Date: 06 July 2020
Hydrogen as an energy carrier will play an important role in the energy turnaround. But to produce it from water in a CO2-neutral way by electrolysis, it needs a lot of electricity. Neutrons help to study materials that can reduce the electricity consumption in this reaction.
Electric current breaks down water into its components hydrogen and oxygen. However, this so-called electrolytic splitting has several disadvantages. Firstly, the efficiency of the reaction is not optimal. Catalysts reduce the energy requirement of chemical reactions – the use of catalytically active electrode materials therefore ensures more hydrogen at the same voltage. Secondly, the oxidation of water produces oxygen, which under these conditions is very corrosive to the electrodes – the electrode material must be able to withstand all this.
Stannite: a promising electrode material
Novel materials that are catalytically active on the one hand and can resist this corrosive environment on the other are currently being researched worldwide. Scientists at the Technical University of Berlin have synthetically produced the naturally occurring mineral stannite (Cu2FeSnS4) and electrochemically deposited it as a thin layer on carrier materials such as metallic nickel.

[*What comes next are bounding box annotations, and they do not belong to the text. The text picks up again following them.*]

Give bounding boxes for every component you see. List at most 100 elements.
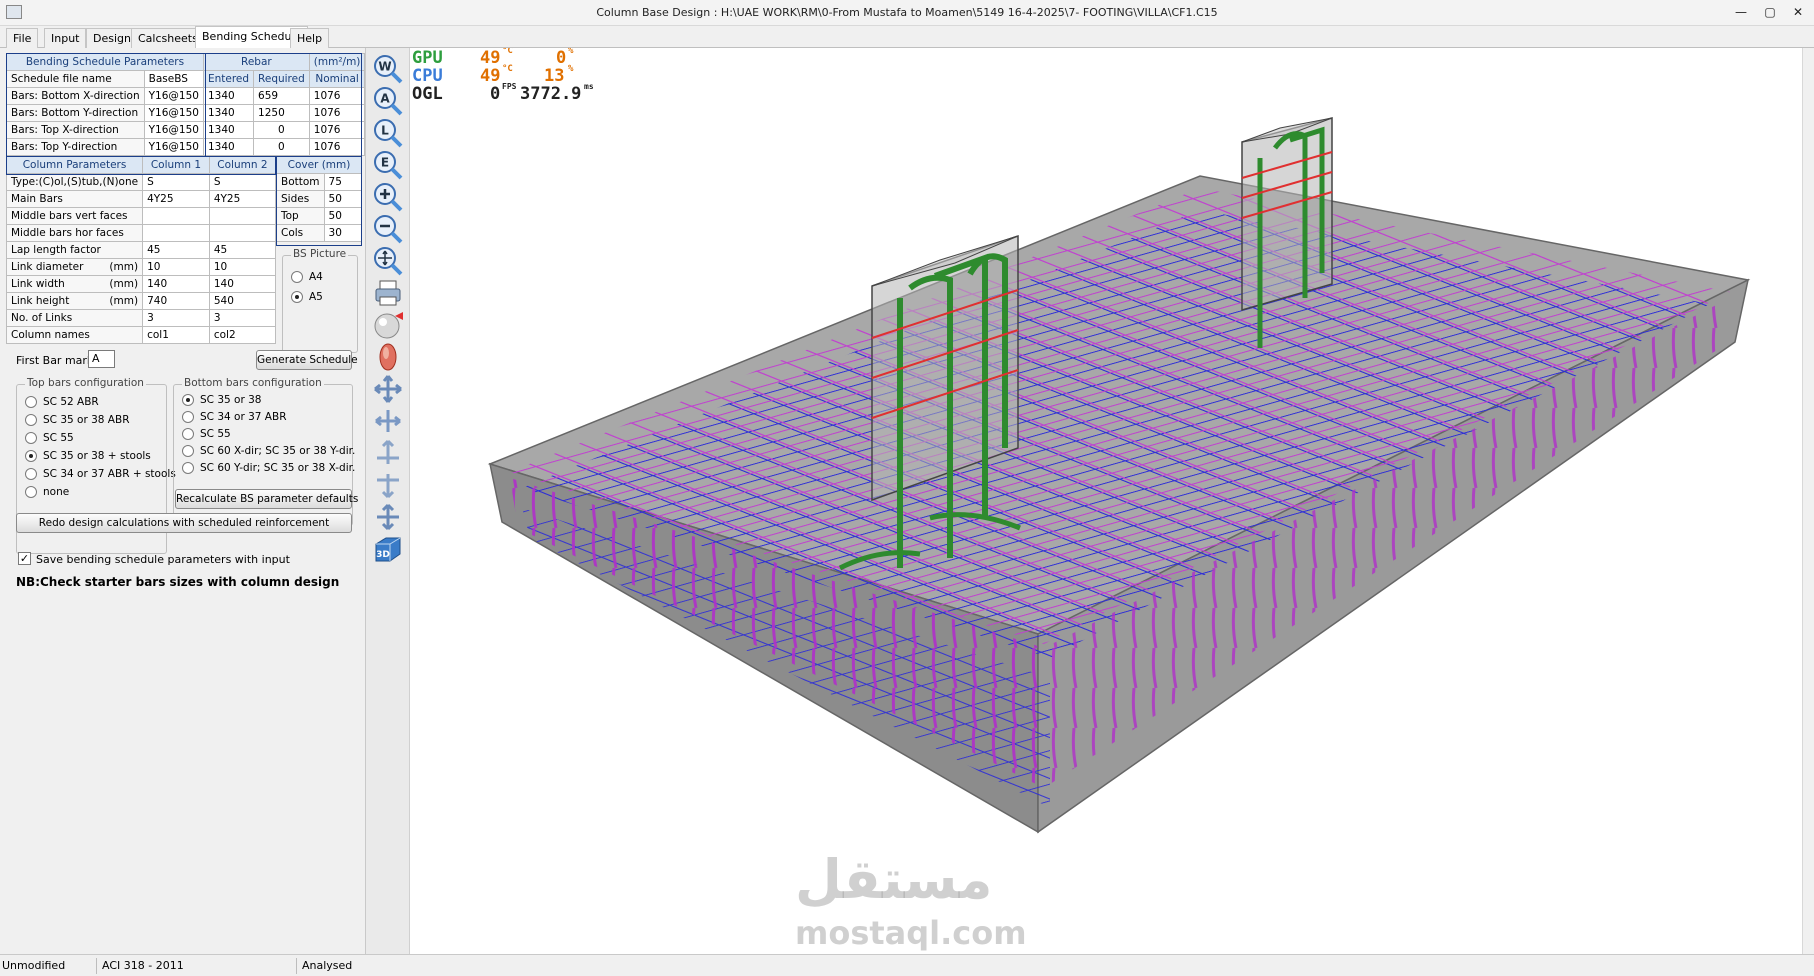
radio-a5[interactable]: A5: [291, 289, 323, 305]
generate-schedule-button[interactable]: Generate Schedule: [256, 350, 358, 370]
entered-cell: 1340: [202, 121, 255, 139]
col2-cell[interactable]: 45: [208, 241, 277, 259]
bar-spec-cell[interactable]: Y16@150: [143, 138, 204, 156]
required-header: Required: [253, 70, 310, 88]
cover-value[interactable]: 75: [323, 173, 363, 191]
shading-sphere-icon[interactable]: [373, 310, 403, 340]
col1-cell[interactable]: 10: [142, 258, 210, 276]
col-row-unit: (mm): [109, 261, 139, 273]
col2-cell[interactable]: 140: [208, 275, 277, 293]
radio-label: SC 34 or 37 ABR + stools: [43, 468, 176, 480]
view-e-button[interactable]: E: [373, 150, 403, 180]
col-row-label: Column names: [5, 326, 144, 344]
col1-cell[interactable]: [142, 224, 210, 242]
move-up-icon[interactable]: [373, 438, 403, 468]
col2-cell[interactable]: [208, 224, 277, 242]
first-bar-mark-input[interactable]: A: [88, 350, 115, 368]
redo-design-button[interactable]: Redo design calculations with scheduled …: [16, 513, 352, 533]
bs-picture-title: BS Picture: [291, 248, 349, 260]
view-a-button[interactable]: A: [373, 86, 403, 116]
view-a-letter: A: [380, 92, 390, 106]
recalculate-defaults-button[interactable]: Recalculate BS parameter defaults: [175, 489, 358, 509]
maximize-button[interactable]: ▢: [1759, 4, 1781, 21]
bs-row-label: Schedule file name: [6, 70, 145, 88]
move-vertical-icon[interactable]: [373, 502, 403, 532]
tab-file[interactable]: File: [6, 28, 39, 48]
move-horizontal-icon[interactable]: [373, 406, 403, 436]
radio-bottom-sc60-x[interactable]: SC 60 X-dir; SC 35 or 38 Y-dir.: [182, 443, 355, 459]
zoom-in-icon[interactable]: [373, 182, 403, 212]
zoom-extents-icon[interactable]: [373, 246, 403, 276]
view-w-button[interactable]: W: [373, 54, 403, 84]
col2-cell[interactable]: 540: [208, 292, 277, 310]
radio-top-sc35-abr[interactable]: SC 35 or 38 ABR: [25, 412, 130, 428]
col2-cell[interactable]: 10: [208, 258, 277, 276]
radio-a4[interactable]: A4: [291, 269, 323, 285]
col1-cell[interactable]: 3: [142, 309, 210, 327]
bar-spec-cell[interactable]: Y16@150: [143, 87, 204, 105]
tab-help[interactable]: Help: [290, 28, 330, 48]
col2-cell[interactable]: 3: [208, 309, 277, 327]
col2-cell[interactable]: 4Y25: [208, 190, 277, 208]
col1-cell[interactable]: 740: [142, 292, 210, 310]
radio-top-sc34-stools[interactable]: SC 34 or 37 ABR + stools: [25, 466, 176, 482]
rotate-icon[interactable]: [373, 342, 403, 372]
viewport-scrollbar[interactable]: [1802, 48, 1814, 954]
view-toolbar: W A L E 3D: [366, 48, 410, 954]
bar-spec-cell[interactable]: Y16@150: [143, 121, 204, 139]
tab-calcsheets[interactable]: Calcsheets: [131, 28, 205, 48]
zoom-out-icon[interactable]: [373, 214, 403, 244]
radio-bottom-sc34-abr[interactable]: SC 34 or 37 ABR: [182, 409, 287, 425]
col1-cell[interactable]: S: [142, 173, 210, 191]
bs-picture-group: BS Picture A4 A5: [282, 248, 358, 353]
entered-cell: 1340: [202, 104, 255, 122]
status-analysis: Analysed: [302, 959, 353, 972]
view-l-button[interactable]: L: [373, 118, 403, 148]
radio-label: SC 55: [200, 428, 231, 440]
radio-bottom-sc35[interactable]: SC 35 or 38: [182, 392, 261, 408]
col1-cell[interactable]: [142, 207, 210, 225]
3d-viewport[interactable]: GPU 49 °C 0 % CPU 49 °C 13 % OGL 0 FPS 3…: [410, 48, 1812, 954]
radio-top-sc52[interactable]: SC 52 ABR: [25, 394, 99, 410]
col1-cell[interactable]: 140: [142, 275, 210, 293]
bottom-bars-title: Bottom bars configuration: [182, 377, 324, 389]
pan-icon[interactable]: [373, 374, 403, 404]
cover-value[interactable]: 50: [323, 207, 363, 225]
radio-bottom-sc55[interactable]: SC 55: [182, 426, 231, 442]
radio-top-sc55[interactable]: SC 55: [25, 430, 74, 446]
bs-row-label: Bars: Bottom X-direction: [6, 87, 145, 105]
col1-cell[interactable]: 45: [142, 241, 210, 259]
close-button[interactable]: ✕: [1787, 4, 1809, 21]
column-1-header: Column 1: [142, 156, 210, 174]
radio-bottom-sc60-y[interactable]: SC 60 Y-dir; SC 35 or 38 X-dir.: [182, 460, 355, 476]
radio-dot: [182, 411, 194, 423]
schedule-file-name-cell[interactable]: BaseBS: [143, 70, 204, 88]
tab-input[interactable]: Input: [44, 28, 87, 48]
radio-label: SC 34 or 37 ABR: [200, 411, 287, 423]
column-params-header: Column Parameters: [5, 156, 144, 174]
move-down-icon[interactable]: [373, 470, 403, 500]
col2-cell[interactable]: col2: [208, 326, 277, 344]
col2-cell[interactable]: [208, 207, 277, 225]
col2-cell[interactable]: S: [208, 173, 277, 191]
minimize-button[interactable]: —: [1730, 4, 1752, 21]
print-icon[interactable]: [373, 278, 403, 308]
radio-label: none: [43, 486, 70, 498]
radio-dot-selected: [182, 394, 194, 406]
view-3d-button[interactable]: 3D: [373, 534, 403, 564]
save-params-checkbox[interactable]: ✓: [18, 552, 31, 565]
cover-value[interactable]: 50: [323, 190, 363, 208]
radio-top-none[interactable]: none: [25, 484, 69, 500]
osd-cpu-load: 13: [544, 66, 565, 86]
app-window: Column Base Design : H:\UAE WORK\RM\0-Fr…: [0, 0, 1814, 976]
bar-spec-cell[interactable]: Y16@150: [143, 104, 204, 122]
radio-top-sc35-stools[interactable]: SC 35 or 38 + stools: [25, 448, 151, 464]
view-l-letter: L: [381, 124, 389, 138]
cover-label: Sides: [276, 190, 325, 208]
radio-dot: [25, 414, 37, 426]
cover-value[interactable]: 30: [323, 224, 363, 242]
col1-cell[interactable]: 4Y25: [142, 190, 210, 208]
col1-cell[interactable]: col1: [142, 326, 210, 344]
osd-gpu-load: 0: [556, 48, 567, 68]
osd-gpu-label: GPU: [412, 48, 443, 68]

This composition serves as the starting material for the actual catalyst: During the electro-catalytic reaction, tin (Sn) and sulphur (S) are completely dissolved out, which changes the entire structure of the compound. All that remains of the stannite as the actual catalyst is FeOOH bound in a copper-containing matrix.
This catalyst is clearly superior in activity to the catalyst materials commonly used up to now, such as precious metal oxides and iron or tin sulfides, the researchers have found. In addition, unlike precious metal compounds, it consists exclusively of elements that are abundant in the earth’s crust, such as iron, tin and sulphur.
Neutrons elucidate the complex structure
However, catalytic processes can only be understood and the materials used further improved if the structure, chemical bonding and changes are known.
Neutrons at the MLZ diffractometer SPODI have been used to elucidate the complex structure of stannite: Compared to other methods, neutron diffraction distinguishes the elements iron and copper or tin and sulphur, which are similar in the number of electrons.
“The Rapid Access Program, the fast access to the instrument and the measured data, is a key component in the success of this collaboration, but also of the entire program,” says Dr. Anatoliy Senyshyn, instrument manager at SPODI.
Success opens doors for further research
Stannite is the first compound in this substance class for which the suitability as a starting product for catalytically active electrode materials for the production of hydrogen was investigated. It enables a step towards CO2-neutral and more energy-efficient hydrogen technology.